“La la land” è tanta roba!
È una roba capace di incantarti per due
ore filate facendoti stare con la bocca spalancata come un bimbo di Povia,
farti venire gli occhi a cuore e scendere i lacrimoni giù per le guance come
torrenti a primavera, per poi tirarti un calcio dritto nelle palle – fortissimo – e sussurrarti
flebile nell’orecchio una rivelazione che puzza tanto di minaccia: attento amico, perché la vita non è un
fottuto musical; ma manco per il cazzo!
È passata una settimana dalla mia
prima visione del film di Chazelle,
già in concorso al Festival di Venezia, mattatore ai Golden Globe (7 premi) e
candidato a un numero record di statuine agli Oscar (14 nomination), ed io, da
‘sta roba qui, devo ancora riprendermi.
Come al solito, SPOILER ALERT assolutamente
attivo!
“La la land” è un film quasi perfetto.
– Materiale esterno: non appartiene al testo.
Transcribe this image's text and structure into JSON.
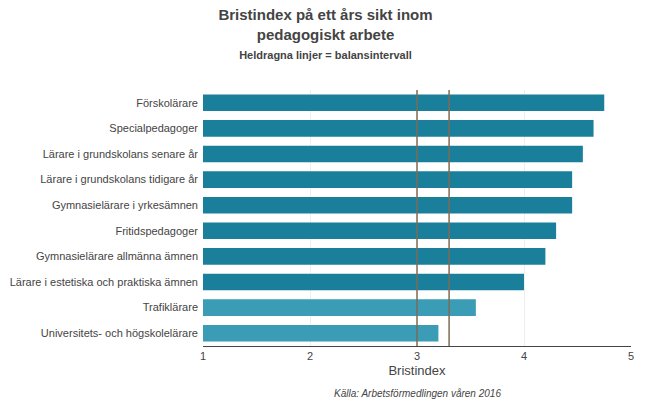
{
  "chart_data": {
    "type": "bar",
    "orientation": "horizontal",
    "title": "Bristindex på ett års sikt inom\npedagogiskt arbete",
    "subtitle": "Heldragna linjer = balansintervall",
    "source": "Källa: Arbetsförmedlingen våren 2016",
    "xlabel": "Bristindex",
    "categories": [
      "Förskolärare",
      "Specialpedagoger",
      "Lärare i grundskolans senare år",
      "Lärare i grundskolans tidigare år",
      "Gymnasielärare i yrkesämnen",
      "Fritidspedagoger",
      "Gymnasielärare allmänna ämnen",
      "Lärare i estetiska och praktiska ämnen",
      "Trafiklärare",
      "Universitets- och högskolelärare"
    ],
    "values": [
      4.75,
      4.65,
      4.55,
      4.45,
      4.45,
      4.3,
      4.2,
      4.0,
      3.55,
      3.2
    ],
    "colors": [
      "#1a7f9a",
      "#1a7f9a",
      "#1a7f9a",
      "#1a7f9a",
      "#1a7f9a",
      "#1a7f9a",
      "#1a7f9a",
      "#1a7f9a",
      "#3a9db5",
      "#3a9db5"
    ],
    "reference_lines": {
      "values": [
        3.0,
        3.3
      ],
      "color": "#7d6b57"
    },
    "xlim": [
      1,
      5
    ],
    "xticks": [
      1,
      2,
      3,
      4,
      5
    ],
    "grid": true
  }
}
Ha una regia della madonna,
capace di citare ed inventare, di rimpiangere e rivoluzionare, di omaggiare e
distruggere, in un continuo gioco di riferimenti al cinema della tradizione e
di negazione dei loro presupposti ideologici, emotivi ed esistenziali; è un
ossimoro; un qualcosa che definisce se stesso attraverso la sua costante negazione. Come
spiegare, altrimenti, un film che mentre celebra e cita a memoria Gene Kelly ci
racconta il fallimento di un amore con un cinismo degno di Fassbinder?